Another question among fans was how longtime drummer Alan White perform following major back surgery in 2016, which has limited his live contributions, where drummer Jay Schellen has stepped into the main role. It was clearly stated in early press releases that Alan played on the vast majority of the album and Jay only filled in on some percussion. On The Quest, White’s playing is crisp, sharp and every bit in line with his “it’s all in the wrists” technique.
Another aspect to this album that should be noted is the augmentation of a full orchestra into both the first three tracks, giving The Quest a magical sounding foundation, not too much different than 2001’s Magnification LP, which was Jon Anderson’s last studio Yes LP.
“Dare to Know” is a vibrant second song that serves as a four-note progression that builds and swirls around Howe’s signature guitar sounds into a unified theme, while orchestral flow connects the listener into “Minus the Man.” This dreamy number about artificial intelligence co-written by Davidson and Sherwood features welcoming vocal harmonies between the two co-writers. Although a bit of a momentum killer, The Quest rises from its valley with “Leave Well Alone”, a pristinely groovy Howe penned track that features him and Davison on dual lead vocals, featuring tempo and momentum changes over its eight-minute length, making it a true Yes classic in the making with its thematic overtures.

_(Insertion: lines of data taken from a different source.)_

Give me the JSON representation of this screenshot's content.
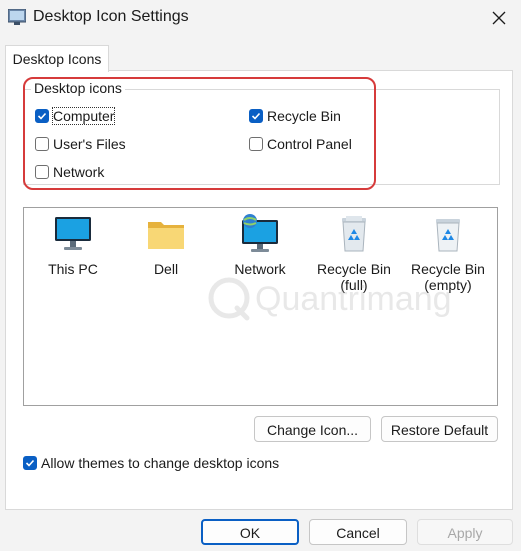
{
  "window": {
    "title": "Desktop Icon Settings"
  },
  "tab": {
    "label": "Desktop Icons"
  },
  "group": {
    "legend": "Desktop icons",
    "options": [
      {
        "label": "Computer",
        "checked": true
      },
      {
        "label": "Recycle Bin",
        "checked": true
      },
      {
        "label": "User's Files",
        "checked": false
      },
      {
        "label": "Control Panel",
        "checked": false
      },
      {
        "label": "Network",
        "checked": false
      }
    ]
  },
  "icons": [
    {
      "label": "This PC",
      "icon": "monitor-icon"
    },
    {
      "label": "Dell",
      "icon": "folder-icon"
    },
    {
      "label": "Network",
      "icon": "network-icon"
    },
    {
      "label": "Recycle Bin\n(full)",
      "icon": "recycle-bin-full-icon"
    },
    {
      "label": "Recycle Bin\n(empty)",
      "icon": "recycle-bin-empty-icon"
    }
  ],
  "buttons": {
    "change_icon": "Change Icon...",
    "restore_default": "Restore Default",
    "ok": "OK",
    "cancel": "Cancel",
    "apply": "Apply"
  },
  "allow_themes": {
    "label": "Allow themes to change desktop icons",
    "checked": true
  },
  "watermark": {
    "text": "Quantrimang"
  },
  "colors": {
    "accent": "#0a5fc4",
    "highlight": "#d63b3b"
  }
}
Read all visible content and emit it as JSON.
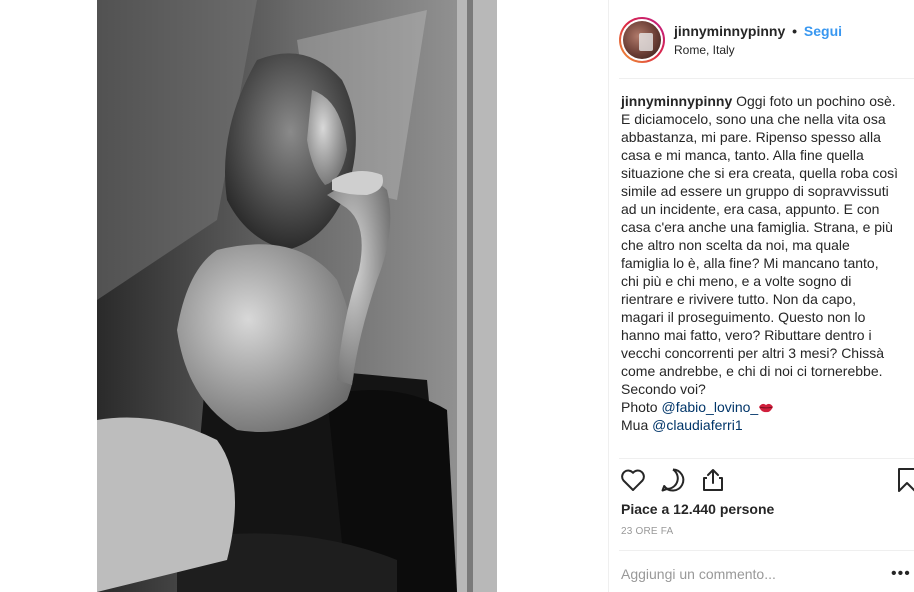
{
  "post": {
    "username": "jinnyminnypinny",
    "dot": "•",
    "follow_label": "Segui",
    "location": "Rome, Italy",
    "caption_user": "jinnyminnypinny",
    "caption_text": " Oggi foto un pochino osè. E diciamocelo, sono una che nella vita osa abbastanza, mi pare. Ripenso spesso alla casa e mi manca, tanto. Alla fine quella situazione che si era creata, quella roba così simile ad essere un gruppo di sopravvissuti ad un incidente, era casa, appunto. E con casa c'era anche una famiglia. Strana, e più che altro non scelta da noi, ma quale famiglia lo è, alla fine? Mi mancano tanto, chi più e chi meno, e a volte sogno di rientrare e rivivere tutto. Non da capo, magari il proseguimento. Questo non lo hanno mai fatto, vero? Ributtare dentro i vecchi concorrenti per altri 3 mesi? Chissà come andrebbe, e chi di noi ci tornerebbe. Secondo voi?",
    "photo_prefix": "Photo ",
    "photo_mention": "@fabio_lovino_",
    "mua_prefix": "Mua ",
    "mua_mention": "@claudiaferri1",
    "likes_text": "Piace a 12.440 persone",
    "time_text": "23 ORE FA",
    "comment_placeholder": "Aggiungi un commento...",
    "more_label": "•••"
  },
  "icons": {
    "like": "heart-icon",
    "comment": "comment-bubble-icon",
    "share": "share-icon",
    "save": "bookmark-icon",
    "lips": "kiss-lips-emoji"
  },
  "colors": {
    "follow": "#3897f0",
    "mention": "#003569",
    "muted": "#999999",
    "border": "#efefef"
  }
}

“Leave” harkens a bit back to classics like “Starship Trooper” in the way it resolves itself and credit to Howe who continues to handle the Yes legacy with care and thoughtfulness. Another Davidson/Sherwood penned track, The Western Edge” is another high point of the album once again features co-lead vocals where Howe’s well-recognized steel guitar sound creates a picturesque soundscape, with the only negative being its new-age slanted pacifying keyboard placements. “Music To My Ears” acts as a pass-off upon first listen with its rather cliche subject title but instead unfolds interestingly and might make for a prophetic live cut in future shows.
Quest closer, “A Living Island” may be the least “Yes” sounding song on the album but possibly one of its strongest moments. Written when Davison was quarantining in Barbados, the Coral island referenced directly in the song is one about hope for a possible return to normalcy and a chance for a better world with the desire to wake up from the nightmare, as he so eloquently puts it.

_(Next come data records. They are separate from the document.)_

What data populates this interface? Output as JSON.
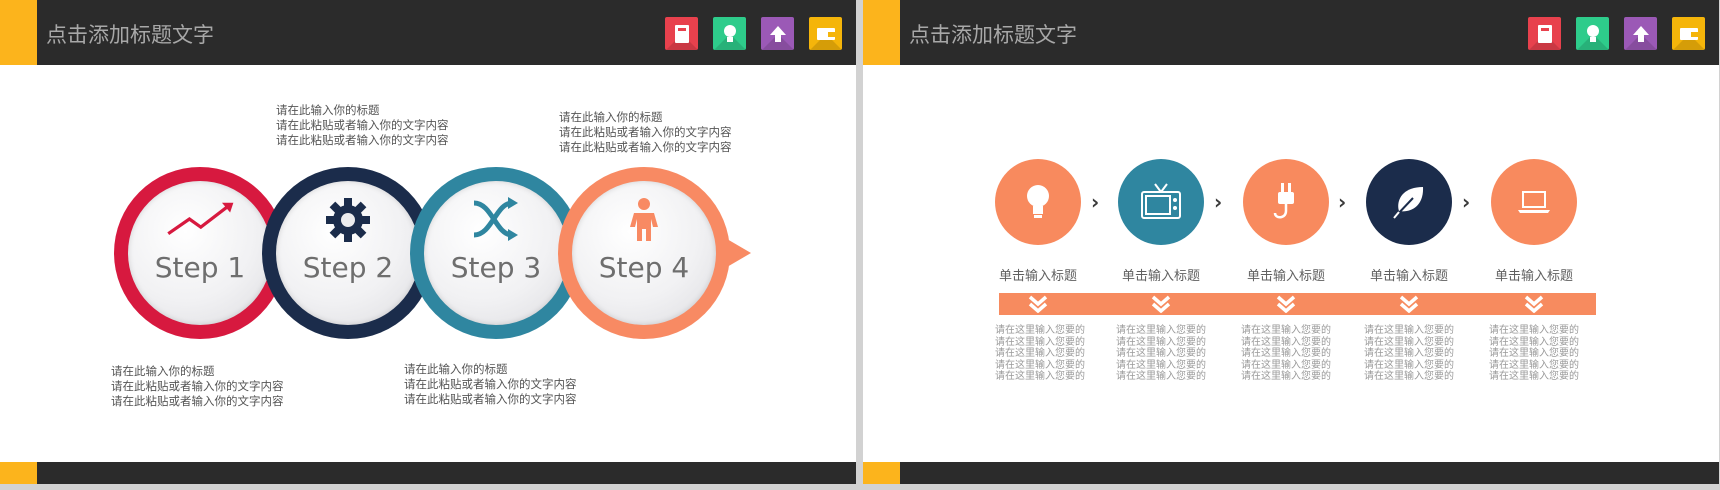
{
  "slide_title": "点击添加标题文字",
  "header_icons": [
    {
      "name": "book-icon",
      "color": "#e8414d"
    },
    {
      "name": "lightbulb-icon",
      "color": "#2ecc8b"
    },
    {
      "name": "upload-arrow-icon",
      "color": "#9b59b6"
    },
    {
      "name": "wallet-icon",
      "color": "#f5b50a"
    }
  ],
  "steps": [
    {
      "label": "Step 1",
      "color": "#d7193f",
      "icon": "trend-up-icon"
    },
    {
      "label": "Step 2",
      "color": "#1b2c4b",
      "icon": "gear-icon"
    },
    {
      "label": "Step 3",
      "color": "#2f86a0",
      "icon": "shuffle-icon"
    },
    {
      "label": "Step 4",
      "color": "#f88a63",
      "icon": "person-icon"
    }
  ],
  "step_texts": [
    {
      "title": "请在此输入你的标题",
      "line1": "请在此粘贴或者输入你的文字内容",
      "line2": "请在此粘贴或者输入你的文字内容"
    },
    {
      "title": "请在此输入你的标题",
      "line1": "请在此粘贴或者输入你的文字内容",
      "line2": "请在此粘贴或者输入你的文字内容"
    },
    {
      "title": "请在此输入你的标题",
      "line1": "请在此粘贴或者输入你的文字内容",
      "line2": "请在此粘贴或者输入你的文字内容"
    },
    {
      "title": "请在此输入你的标题",
      "line1": "请在此粘贴或者输入你的文字内容",
      "line2": "请在此粘贴或者输入你的文字内容"
    }
  ],
  "flow": [
    {
      "title": "单击输入标题",
      "icon": "lightbulb-icon",
      "color": "#f88a5e",
      "desc": "请在这里输入您要的请在这里输入您要的请在这里输入您要的请在这里输入您要的请在这里输入您要的"
    },
    {
      "title": "单击输入标题",
      "icon": "tv-icon",
      "color": "#2f86a0",
      "desc": "请在这里输入您要的请在这里输入您要的请在这里输入您要的请在这里输入您要的请在这里输入您要的"
    },
    {
      "title": "单击输入标题",
      "icon": "plug-icon",
      "color": "#f88a5e",
      "desc": "请在这里输入您要的请在这里输入您要的请在这里输入您要的请在这里输入您要的请在这里输入您要的"
    },
    {
      "title": "单击输入标题",
      "icon": "leaf-icon",
      "color": "#1b2c4b",
      "desc": "请在这里输入您要的请在这里输入您要的请在这里输入您要的请在这里输入您要的请在这里输入您要的"
    },
    {
      "title": "单击输入标题",
      "icon": "laptop-icon",
      "color": "#f88a5e",
      "desc": "请在这里输入您要的请在这里输入您要的请在这里输入您要的请在这里输入您要的请在这里输入您要的"
    }
  ],
  "colors": {
    "header_bg": "#2b2b2b",
    "accent": "#fcb41c",
    "flow_bar": "#f78b5f"
  }
}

The album itself was presented as a double CD/album but upon further inspection, the decision was made to present it with the first CD as the 45 minutes “main” album and a three-song set of bonus tracks, and upon listening, this decision was evident. These songs lack the punch and quality of the main tracks and would probably detract from the overall balance that the band has achieved, although the final track, ‘Damaged World’, is a keeper if only to hear Howe singing lead on a shockingly poppy tune.
Yes really has nothing left to prove at this point in the game nor write such challenging and interesting music even with no original members still in the band. Half of these Quest songs deserve regular live rotation placements but with a hall of fame catalog already set to play with, do the fans really want an “Ice Bridge” in place of “Sound Chaser”? Probably not… but it’s a good conundrum to have.